Valerie Segrest (Muckleshoot), NMAI Interview, August 2016
Roots, berries, elk, and salmon were at the center of traditional food cloture for the Coast Salish people of the Pacific Northwest. During colonization these foods were replaced with a diet of a modern and dominant culture. Today, tribal communities are faced with degenerative diseases like diabetes and heart disease as a result of this superimposition. Despite this disruption, a  movement is rippling throughout Indian Country. Tribes are mobilizing by employing concepts of food sovereignty and reclaiming their food systems in order to collectively focus animating a culture of health for future generations. Valerie Segrest shares her experiences connecting her students to traditional foods and plant medicine that nurture our bodies and our revolutionary spirits.

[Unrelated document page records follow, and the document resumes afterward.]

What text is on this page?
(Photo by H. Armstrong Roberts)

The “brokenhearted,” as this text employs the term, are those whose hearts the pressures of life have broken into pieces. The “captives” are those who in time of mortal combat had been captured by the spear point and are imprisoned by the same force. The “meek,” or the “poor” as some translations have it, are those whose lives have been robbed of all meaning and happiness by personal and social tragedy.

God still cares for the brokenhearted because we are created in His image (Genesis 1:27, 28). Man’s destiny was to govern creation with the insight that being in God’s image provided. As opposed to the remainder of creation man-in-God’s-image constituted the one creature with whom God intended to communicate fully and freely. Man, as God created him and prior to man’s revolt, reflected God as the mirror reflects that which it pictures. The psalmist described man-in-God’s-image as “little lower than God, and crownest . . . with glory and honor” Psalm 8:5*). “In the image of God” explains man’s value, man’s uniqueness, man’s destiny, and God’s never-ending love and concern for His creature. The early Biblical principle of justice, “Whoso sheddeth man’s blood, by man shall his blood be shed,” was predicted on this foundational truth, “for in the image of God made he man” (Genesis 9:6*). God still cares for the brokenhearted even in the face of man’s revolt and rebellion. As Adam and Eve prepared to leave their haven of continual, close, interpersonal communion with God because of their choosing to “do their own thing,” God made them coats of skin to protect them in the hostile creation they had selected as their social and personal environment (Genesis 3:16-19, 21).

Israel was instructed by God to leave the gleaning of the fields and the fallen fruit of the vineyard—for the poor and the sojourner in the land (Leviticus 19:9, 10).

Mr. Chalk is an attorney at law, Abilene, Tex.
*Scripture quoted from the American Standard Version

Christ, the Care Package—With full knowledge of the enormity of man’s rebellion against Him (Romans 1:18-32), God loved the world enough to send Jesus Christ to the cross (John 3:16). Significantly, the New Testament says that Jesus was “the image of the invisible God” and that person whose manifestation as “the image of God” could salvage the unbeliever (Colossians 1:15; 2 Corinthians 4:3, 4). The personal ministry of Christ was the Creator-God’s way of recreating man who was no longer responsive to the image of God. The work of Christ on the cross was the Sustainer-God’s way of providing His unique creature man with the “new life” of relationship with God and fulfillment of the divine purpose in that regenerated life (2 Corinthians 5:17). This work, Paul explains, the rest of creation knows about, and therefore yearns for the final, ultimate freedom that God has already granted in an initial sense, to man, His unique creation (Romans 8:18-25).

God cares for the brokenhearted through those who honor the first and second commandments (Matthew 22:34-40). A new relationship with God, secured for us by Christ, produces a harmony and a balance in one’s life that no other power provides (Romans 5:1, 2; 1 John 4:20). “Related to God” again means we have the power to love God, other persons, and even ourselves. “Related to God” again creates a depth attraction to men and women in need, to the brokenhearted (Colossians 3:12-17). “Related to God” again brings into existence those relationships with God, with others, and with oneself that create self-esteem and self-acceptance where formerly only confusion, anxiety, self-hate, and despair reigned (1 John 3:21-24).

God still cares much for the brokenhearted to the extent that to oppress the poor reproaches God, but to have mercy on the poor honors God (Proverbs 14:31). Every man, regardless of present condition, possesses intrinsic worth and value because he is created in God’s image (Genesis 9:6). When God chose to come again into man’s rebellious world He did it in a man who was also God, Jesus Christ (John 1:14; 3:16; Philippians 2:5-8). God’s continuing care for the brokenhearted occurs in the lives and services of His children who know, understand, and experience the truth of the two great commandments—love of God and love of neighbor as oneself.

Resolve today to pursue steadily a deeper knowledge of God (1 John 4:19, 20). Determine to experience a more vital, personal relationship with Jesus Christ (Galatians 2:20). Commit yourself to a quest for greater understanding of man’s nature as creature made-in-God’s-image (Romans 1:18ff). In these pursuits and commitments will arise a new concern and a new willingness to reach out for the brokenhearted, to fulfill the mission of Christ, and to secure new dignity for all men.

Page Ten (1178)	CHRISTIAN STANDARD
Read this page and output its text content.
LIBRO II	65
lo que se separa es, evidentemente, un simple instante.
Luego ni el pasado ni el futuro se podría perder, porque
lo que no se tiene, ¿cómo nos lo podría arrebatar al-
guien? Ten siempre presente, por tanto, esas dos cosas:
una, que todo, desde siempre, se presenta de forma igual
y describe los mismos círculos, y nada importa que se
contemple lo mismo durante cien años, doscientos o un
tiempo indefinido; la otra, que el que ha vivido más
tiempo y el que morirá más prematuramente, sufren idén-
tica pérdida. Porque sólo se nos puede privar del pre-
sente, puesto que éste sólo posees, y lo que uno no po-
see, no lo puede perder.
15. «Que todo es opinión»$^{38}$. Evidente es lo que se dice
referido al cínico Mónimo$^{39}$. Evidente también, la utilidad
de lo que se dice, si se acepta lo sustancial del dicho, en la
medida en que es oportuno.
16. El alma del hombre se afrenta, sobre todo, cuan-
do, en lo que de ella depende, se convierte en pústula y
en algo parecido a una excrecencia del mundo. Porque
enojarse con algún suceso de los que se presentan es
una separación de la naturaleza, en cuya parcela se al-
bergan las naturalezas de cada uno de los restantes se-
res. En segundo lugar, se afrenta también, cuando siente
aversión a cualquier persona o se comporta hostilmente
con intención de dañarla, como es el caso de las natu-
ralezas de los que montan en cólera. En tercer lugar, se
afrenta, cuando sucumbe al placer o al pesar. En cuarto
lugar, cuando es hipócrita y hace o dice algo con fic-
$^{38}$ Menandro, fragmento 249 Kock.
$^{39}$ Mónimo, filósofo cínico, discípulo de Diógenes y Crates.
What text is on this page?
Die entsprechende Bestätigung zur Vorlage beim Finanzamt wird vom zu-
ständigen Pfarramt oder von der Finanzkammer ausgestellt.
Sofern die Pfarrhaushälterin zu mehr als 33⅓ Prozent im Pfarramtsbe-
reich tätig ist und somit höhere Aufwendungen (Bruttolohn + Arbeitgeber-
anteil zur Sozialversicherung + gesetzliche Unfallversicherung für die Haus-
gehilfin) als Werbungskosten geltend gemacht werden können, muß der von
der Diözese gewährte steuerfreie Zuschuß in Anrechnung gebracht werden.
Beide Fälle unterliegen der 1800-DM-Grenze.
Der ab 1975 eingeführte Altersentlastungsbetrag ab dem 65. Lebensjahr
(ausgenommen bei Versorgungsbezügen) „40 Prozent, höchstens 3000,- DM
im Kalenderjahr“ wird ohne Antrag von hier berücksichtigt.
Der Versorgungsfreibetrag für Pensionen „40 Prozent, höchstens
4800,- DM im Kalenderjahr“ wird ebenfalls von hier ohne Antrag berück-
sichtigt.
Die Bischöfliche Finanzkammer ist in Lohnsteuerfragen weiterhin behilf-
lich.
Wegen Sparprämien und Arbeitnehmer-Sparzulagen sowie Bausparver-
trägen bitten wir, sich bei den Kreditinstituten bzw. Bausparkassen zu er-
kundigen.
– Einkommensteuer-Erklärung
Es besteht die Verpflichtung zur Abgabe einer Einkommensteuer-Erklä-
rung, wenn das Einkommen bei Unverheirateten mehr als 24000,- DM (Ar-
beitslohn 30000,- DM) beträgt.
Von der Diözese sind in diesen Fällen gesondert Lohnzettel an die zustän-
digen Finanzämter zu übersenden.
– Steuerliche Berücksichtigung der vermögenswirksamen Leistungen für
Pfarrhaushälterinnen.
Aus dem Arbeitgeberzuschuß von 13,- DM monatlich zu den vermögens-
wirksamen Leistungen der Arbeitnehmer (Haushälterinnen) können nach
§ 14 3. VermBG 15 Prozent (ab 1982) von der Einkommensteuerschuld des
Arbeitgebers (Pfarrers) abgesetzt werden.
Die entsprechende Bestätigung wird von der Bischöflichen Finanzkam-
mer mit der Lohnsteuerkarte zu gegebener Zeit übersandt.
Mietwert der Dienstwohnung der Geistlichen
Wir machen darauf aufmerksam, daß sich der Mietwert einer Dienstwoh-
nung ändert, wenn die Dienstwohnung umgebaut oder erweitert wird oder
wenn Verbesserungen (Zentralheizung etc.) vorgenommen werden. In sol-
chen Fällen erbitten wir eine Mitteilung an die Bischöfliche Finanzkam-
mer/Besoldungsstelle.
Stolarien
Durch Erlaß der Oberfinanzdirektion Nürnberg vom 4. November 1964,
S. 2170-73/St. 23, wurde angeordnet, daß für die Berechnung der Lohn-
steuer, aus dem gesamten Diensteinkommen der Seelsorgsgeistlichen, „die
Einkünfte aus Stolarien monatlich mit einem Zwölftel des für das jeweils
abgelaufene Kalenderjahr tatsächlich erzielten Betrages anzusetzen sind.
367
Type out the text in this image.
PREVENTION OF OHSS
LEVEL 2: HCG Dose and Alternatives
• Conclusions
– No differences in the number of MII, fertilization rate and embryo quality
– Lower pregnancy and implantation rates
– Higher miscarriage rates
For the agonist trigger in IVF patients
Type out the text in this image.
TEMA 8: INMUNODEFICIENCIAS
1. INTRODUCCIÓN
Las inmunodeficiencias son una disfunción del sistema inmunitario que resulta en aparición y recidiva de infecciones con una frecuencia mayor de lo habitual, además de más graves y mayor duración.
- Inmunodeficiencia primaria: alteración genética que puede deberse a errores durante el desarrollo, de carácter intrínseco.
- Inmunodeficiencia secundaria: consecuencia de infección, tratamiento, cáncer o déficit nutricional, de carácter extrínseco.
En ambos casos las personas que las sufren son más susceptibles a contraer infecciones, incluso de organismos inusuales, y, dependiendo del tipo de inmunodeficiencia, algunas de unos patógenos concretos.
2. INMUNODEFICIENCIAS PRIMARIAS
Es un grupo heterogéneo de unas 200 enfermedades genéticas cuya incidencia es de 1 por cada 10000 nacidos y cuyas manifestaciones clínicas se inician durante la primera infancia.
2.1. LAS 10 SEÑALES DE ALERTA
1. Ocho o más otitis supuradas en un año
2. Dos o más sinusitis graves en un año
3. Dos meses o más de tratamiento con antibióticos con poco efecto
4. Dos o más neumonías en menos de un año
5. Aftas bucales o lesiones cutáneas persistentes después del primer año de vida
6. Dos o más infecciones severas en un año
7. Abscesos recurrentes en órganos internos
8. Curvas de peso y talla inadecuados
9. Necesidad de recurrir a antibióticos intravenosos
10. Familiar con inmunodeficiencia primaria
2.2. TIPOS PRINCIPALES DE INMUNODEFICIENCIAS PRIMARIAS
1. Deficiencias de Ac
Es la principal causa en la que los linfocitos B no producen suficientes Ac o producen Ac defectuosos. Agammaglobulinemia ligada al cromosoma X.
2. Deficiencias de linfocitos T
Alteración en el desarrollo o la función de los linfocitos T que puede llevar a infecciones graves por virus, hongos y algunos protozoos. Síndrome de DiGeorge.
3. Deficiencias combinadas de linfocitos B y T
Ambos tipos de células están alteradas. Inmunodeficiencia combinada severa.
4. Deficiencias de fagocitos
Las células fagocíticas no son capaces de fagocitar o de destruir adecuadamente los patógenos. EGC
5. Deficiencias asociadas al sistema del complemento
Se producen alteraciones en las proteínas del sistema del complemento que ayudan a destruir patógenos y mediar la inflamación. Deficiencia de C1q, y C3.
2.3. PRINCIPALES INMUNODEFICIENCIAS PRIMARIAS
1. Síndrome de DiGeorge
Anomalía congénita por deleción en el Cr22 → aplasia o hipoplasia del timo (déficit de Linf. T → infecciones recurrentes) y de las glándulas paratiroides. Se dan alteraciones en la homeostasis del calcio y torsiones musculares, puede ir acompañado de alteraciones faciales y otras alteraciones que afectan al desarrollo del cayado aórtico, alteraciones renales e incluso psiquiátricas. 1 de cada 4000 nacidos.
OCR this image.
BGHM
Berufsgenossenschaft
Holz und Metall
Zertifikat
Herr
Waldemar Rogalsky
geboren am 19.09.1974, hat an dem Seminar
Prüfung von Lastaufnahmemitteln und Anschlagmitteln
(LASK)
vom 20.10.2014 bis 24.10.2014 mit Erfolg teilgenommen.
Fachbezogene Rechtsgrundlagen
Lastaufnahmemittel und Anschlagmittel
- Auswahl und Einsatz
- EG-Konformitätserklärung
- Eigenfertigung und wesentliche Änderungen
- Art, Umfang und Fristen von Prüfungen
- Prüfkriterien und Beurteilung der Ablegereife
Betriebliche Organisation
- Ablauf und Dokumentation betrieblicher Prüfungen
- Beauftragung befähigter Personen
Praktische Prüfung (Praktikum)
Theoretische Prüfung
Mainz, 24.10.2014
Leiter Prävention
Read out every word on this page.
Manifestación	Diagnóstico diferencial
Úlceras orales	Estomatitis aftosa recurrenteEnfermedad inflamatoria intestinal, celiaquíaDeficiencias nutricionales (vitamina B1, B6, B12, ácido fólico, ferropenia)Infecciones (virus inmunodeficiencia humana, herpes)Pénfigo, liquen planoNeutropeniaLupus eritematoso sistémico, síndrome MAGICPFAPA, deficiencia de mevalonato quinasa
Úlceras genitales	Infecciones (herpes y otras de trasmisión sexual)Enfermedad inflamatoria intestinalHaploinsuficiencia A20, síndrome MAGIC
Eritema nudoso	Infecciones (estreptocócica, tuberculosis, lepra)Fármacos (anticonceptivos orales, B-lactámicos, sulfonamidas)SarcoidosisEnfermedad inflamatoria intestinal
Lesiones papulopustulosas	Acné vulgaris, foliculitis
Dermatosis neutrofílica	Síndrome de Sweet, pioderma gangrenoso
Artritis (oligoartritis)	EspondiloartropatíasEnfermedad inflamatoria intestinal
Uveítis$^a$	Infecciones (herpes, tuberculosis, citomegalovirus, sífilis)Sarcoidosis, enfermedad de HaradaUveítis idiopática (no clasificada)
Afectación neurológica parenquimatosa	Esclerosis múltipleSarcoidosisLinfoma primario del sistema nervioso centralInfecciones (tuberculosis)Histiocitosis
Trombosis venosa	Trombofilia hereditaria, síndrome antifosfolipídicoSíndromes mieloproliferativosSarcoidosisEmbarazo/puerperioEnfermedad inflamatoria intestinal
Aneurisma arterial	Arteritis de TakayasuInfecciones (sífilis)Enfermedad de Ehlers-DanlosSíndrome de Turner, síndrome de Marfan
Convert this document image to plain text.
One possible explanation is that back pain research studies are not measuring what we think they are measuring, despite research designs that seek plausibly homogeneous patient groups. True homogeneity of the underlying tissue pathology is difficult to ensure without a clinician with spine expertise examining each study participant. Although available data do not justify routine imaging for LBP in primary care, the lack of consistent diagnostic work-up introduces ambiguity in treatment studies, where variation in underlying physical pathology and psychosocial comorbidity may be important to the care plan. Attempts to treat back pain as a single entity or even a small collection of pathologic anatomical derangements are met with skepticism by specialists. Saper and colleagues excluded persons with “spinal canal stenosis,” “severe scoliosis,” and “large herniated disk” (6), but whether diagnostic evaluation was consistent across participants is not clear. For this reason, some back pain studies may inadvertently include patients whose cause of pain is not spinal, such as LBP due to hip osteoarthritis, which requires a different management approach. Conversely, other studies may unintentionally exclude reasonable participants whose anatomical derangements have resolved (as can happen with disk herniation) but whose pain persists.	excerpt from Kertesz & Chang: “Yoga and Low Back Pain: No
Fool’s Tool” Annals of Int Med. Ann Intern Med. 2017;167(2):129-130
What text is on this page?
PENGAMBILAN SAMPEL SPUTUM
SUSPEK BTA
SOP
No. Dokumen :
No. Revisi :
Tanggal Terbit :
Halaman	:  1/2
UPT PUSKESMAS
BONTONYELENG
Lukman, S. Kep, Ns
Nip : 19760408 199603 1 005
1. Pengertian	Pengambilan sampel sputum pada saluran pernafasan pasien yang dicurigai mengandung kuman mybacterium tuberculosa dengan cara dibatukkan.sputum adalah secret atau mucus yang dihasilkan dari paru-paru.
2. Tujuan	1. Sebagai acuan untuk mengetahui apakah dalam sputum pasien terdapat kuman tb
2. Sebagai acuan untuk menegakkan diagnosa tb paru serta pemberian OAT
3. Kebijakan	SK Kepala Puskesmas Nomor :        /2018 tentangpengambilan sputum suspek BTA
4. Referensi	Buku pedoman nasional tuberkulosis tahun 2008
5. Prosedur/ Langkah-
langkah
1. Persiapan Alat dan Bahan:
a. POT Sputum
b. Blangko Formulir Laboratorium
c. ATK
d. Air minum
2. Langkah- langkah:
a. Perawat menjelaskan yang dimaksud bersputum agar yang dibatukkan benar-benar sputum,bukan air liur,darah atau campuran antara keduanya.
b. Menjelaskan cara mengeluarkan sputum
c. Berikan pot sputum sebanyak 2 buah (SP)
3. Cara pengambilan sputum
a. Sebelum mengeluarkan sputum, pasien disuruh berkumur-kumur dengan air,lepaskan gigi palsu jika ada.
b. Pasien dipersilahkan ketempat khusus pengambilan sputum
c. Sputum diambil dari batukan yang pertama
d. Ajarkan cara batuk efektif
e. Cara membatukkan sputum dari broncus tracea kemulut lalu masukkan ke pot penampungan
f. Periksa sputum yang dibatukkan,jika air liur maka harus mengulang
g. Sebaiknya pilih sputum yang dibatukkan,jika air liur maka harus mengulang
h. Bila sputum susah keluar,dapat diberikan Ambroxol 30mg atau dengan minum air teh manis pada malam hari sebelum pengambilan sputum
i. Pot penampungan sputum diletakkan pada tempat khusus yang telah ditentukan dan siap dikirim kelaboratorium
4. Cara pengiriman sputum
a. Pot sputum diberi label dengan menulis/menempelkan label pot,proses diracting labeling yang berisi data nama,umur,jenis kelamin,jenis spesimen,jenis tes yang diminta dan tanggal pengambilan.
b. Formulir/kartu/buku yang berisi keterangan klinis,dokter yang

The Winter, 2019 Huxley Speaker Series is co-sponsored by Huxley College of the Environment and WWU's Salish Sea Institute, presenting a 10-week series on issues facing the Salish Sea.
Valerie Seagrest

Valerie Segrest is a native nutrition educator who specializes in local and traditional foods. As an enrolled member of the Muckleshoot Indian Tribe, she serves her community as the coordinator of Muckleshoot Food Sovereignty Project and also works as the Traditional Foods and Medicines Program Manager. In 2010 she co-authored the book Feeding the People, Feeding the Spirit: Revitalizing Northwest Coastal Indian Food Culture. She is a Kellogg Fellow at the Institute of Agriculture and Trade Policy. Valerie inspires and enlightens others about the importance of a nutrient-dense diet through a simple, common-sense approach to eating.